İklim değişikliği, tahıllarda verimi düşürecek, gıda güvenliği tehlikede!

İklim değişikliği, tahıllarda verimi düşürecek, gıda güvenliği tehlikede!

“Dünya, 2°C ısınacak olursa, gıda güvenliği, yetiştirilen besin içeriği ve verimleri, hayvancılık, balıkçılık ve su ürünleri yetiştiriciliği aşırı hava olayları nedeniyle kötüleşecektir. Isınmanın 2°C’ye ulaşması özellikle Afrika’nın Sahel bölgesinde, Akdeniz, Orta Avrupa, Amazon ve Batı ve Güney Afrika gibi bölgelerde tarımsal problemlerin daha da şiddetlenmesini beraberinde getirecektir. Ülkemiz de iklim değişikliğinden en fazla etkilenmesi beklenen Akdeniz Havzası’nda yer almaktadır. Yüzyıl sonuna kadar Türkiye’de buğdayda %27, pirinçte %14.4, ve mısırda %33.3 verim azalması beklememiz gerekir. Umudumuz devletlerin durumun ciddiyetini kavrayarak gerekli önlemleri alması ve bizleri bu kötü sonuçlardan uzak tutmasıdır.”

Tarımla ilgilenenlere ve özellikle de çiftçilere iklimin değişmekte olduğunu anlatmamıza gerek yok. Her gününü doğa ile birlikte geçirenler bir yandan iklimin diğer yandan da çevrenin değişmekte olduğunun çok daha rahat farkına varabiliyorlar. Karar vericilerin bu konuya eğilmeleri ise nispeten daha gecikmeli olarak gerçekleşiyor. Hatta bugün için insanların çoğu bu değişikliklerin farkında olsa bile hükümetlerin çoğunun konunun ciddiyetini kavradıklarını söyleyebilmek oldukça zor.

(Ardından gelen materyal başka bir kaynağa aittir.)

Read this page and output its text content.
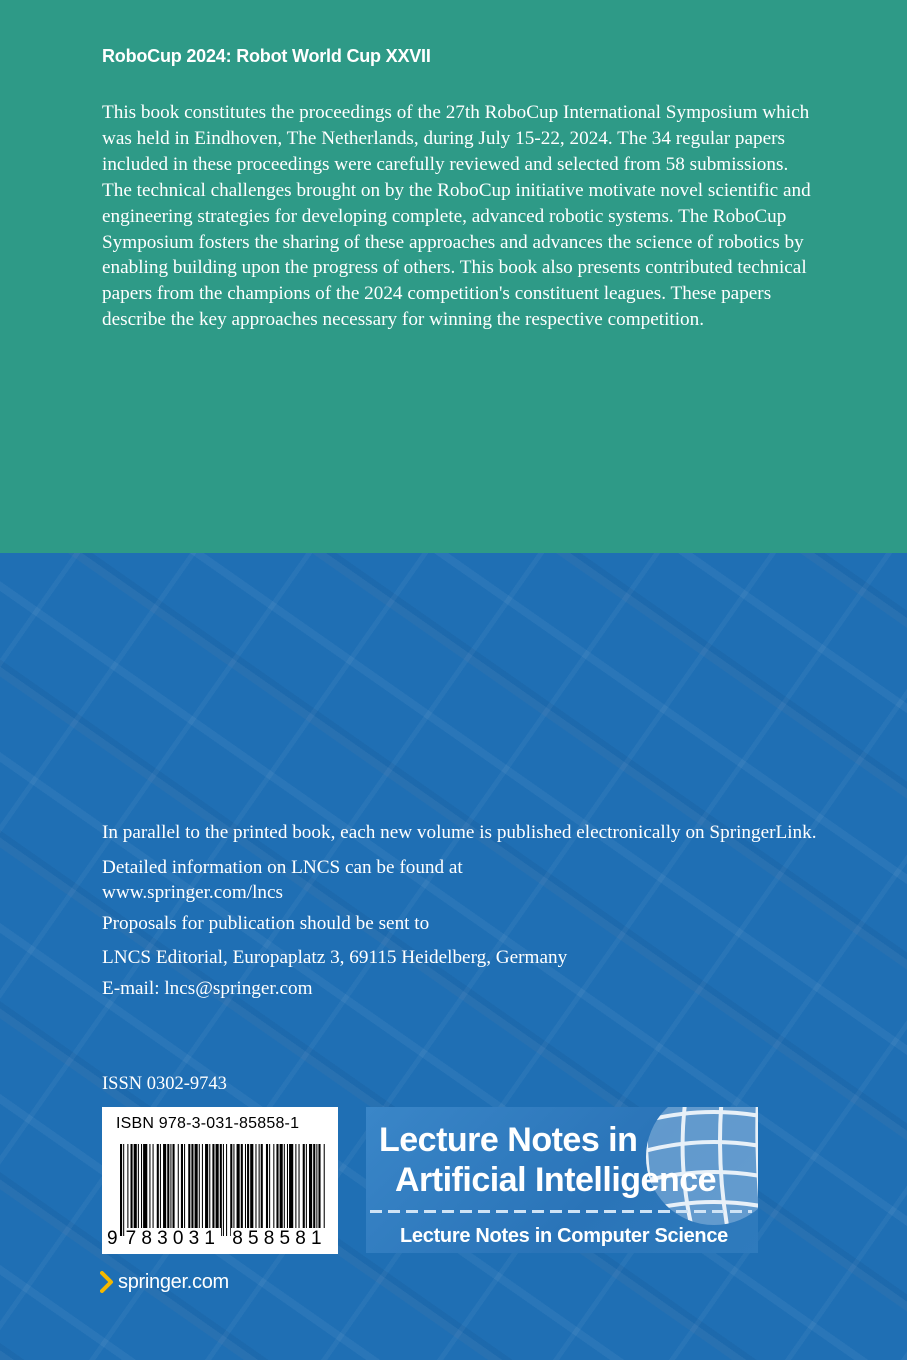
RoboCup 2024: Robot World Cup XXVII
This book constitutes the proceedings of the 27th RoboCup International Symposium which was held in Eindhoven, The Netherlands, during July 15-22, 2024. The 34 regular papers included in these proceedings were carefully reviewed and selected from 58 submissions. The technical challenges brought on by the RoboCup initiative motivate novel scientific and engineering strategies for developing complete, advanced robotic systems. The RoboCup Symposium fosters the sharing of these approaches and advances the science of robotics by enabling building upon the progress of others. This book also presents contributed technical papers from the champions of the 2024 competition's constituent leagues. These papers describe the key approaches necessary for winning the respective competition.

In parallel to the printed book, each new volume is published electronically on SpringerLink.

Detailed information on LNCS can be found at
www.springer.com/lncs

Proposals for publication should be sent to

LNCS Editorial, Europaplatz 3, 69115 Heidelberg, Germany

E-mail: lncs@springer.com

ISSN 0302-9743
ISBN 978-3-031-85858-1
9 783031 858581
Lecture Notes in
Artificial Intelligence
Lecture Notes in Computer Science
springer.com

1992 yılında toplanan Rio Konferansı sonunda devletler iklim değişikliğinin önemli bir sorun olduğuna ve en kısa sürede önlenmesi gerektiğine karar verdiler. Devletlerin vardıkları bu anlaşmaya Birleşmiş Milletler İklim Değişikliği Çerçeve Sözleşmesi – UNFCCC adı veriliyor. Ancak aradan geçen sürede ciddi bir adım atıldığını söylemek oldukça zor. UNFCCC’nin 2015 yılının Aralık ayında Paris’te toplanan 21. Taraflar Konferansı’nda iklim değişikliğini 2 derecenin altında tutmak için gerekli önlemlerin alınmasına karar verildi. Hatta iklim değişikliğinin kötü etkilerini görmemek için ısınmanın eğer mümkünse 1.5 derece ile sınırlandırılmasının gereğine vurgu yapıldı.

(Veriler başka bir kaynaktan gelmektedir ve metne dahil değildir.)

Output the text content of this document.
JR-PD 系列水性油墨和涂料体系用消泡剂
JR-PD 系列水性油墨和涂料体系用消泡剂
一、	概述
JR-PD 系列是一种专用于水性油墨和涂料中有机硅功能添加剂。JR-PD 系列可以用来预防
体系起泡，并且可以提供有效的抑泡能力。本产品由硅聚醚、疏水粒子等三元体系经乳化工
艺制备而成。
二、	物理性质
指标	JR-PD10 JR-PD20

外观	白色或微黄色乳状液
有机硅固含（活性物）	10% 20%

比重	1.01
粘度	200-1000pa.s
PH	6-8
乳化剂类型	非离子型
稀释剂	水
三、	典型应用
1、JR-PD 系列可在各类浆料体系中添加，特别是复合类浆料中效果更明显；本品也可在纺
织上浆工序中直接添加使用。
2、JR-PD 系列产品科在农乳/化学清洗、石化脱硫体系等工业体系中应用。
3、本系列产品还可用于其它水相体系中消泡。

Paris Anlaşması ertesinde ısınmanın 1.5 derece ile sınırlandırılmasının ciddi maliyetlere neden olacağı anlaşıldığından devletler ısınmayı 1.5 derece ile sınırlandırmanın getirilerini ve bu konudaki başarısızlığın getireceği zararları öğrenmek için harekete geçtiler. 2018 Ekim ayının başında Birleşmiş Milletler’in bir alt kuruluşu olan Hükümetlerarası İklim Değişikliği Paneli (IPCC) kendisine verilen görev çıktısı olan 1.5 derece raporunu açıkladı.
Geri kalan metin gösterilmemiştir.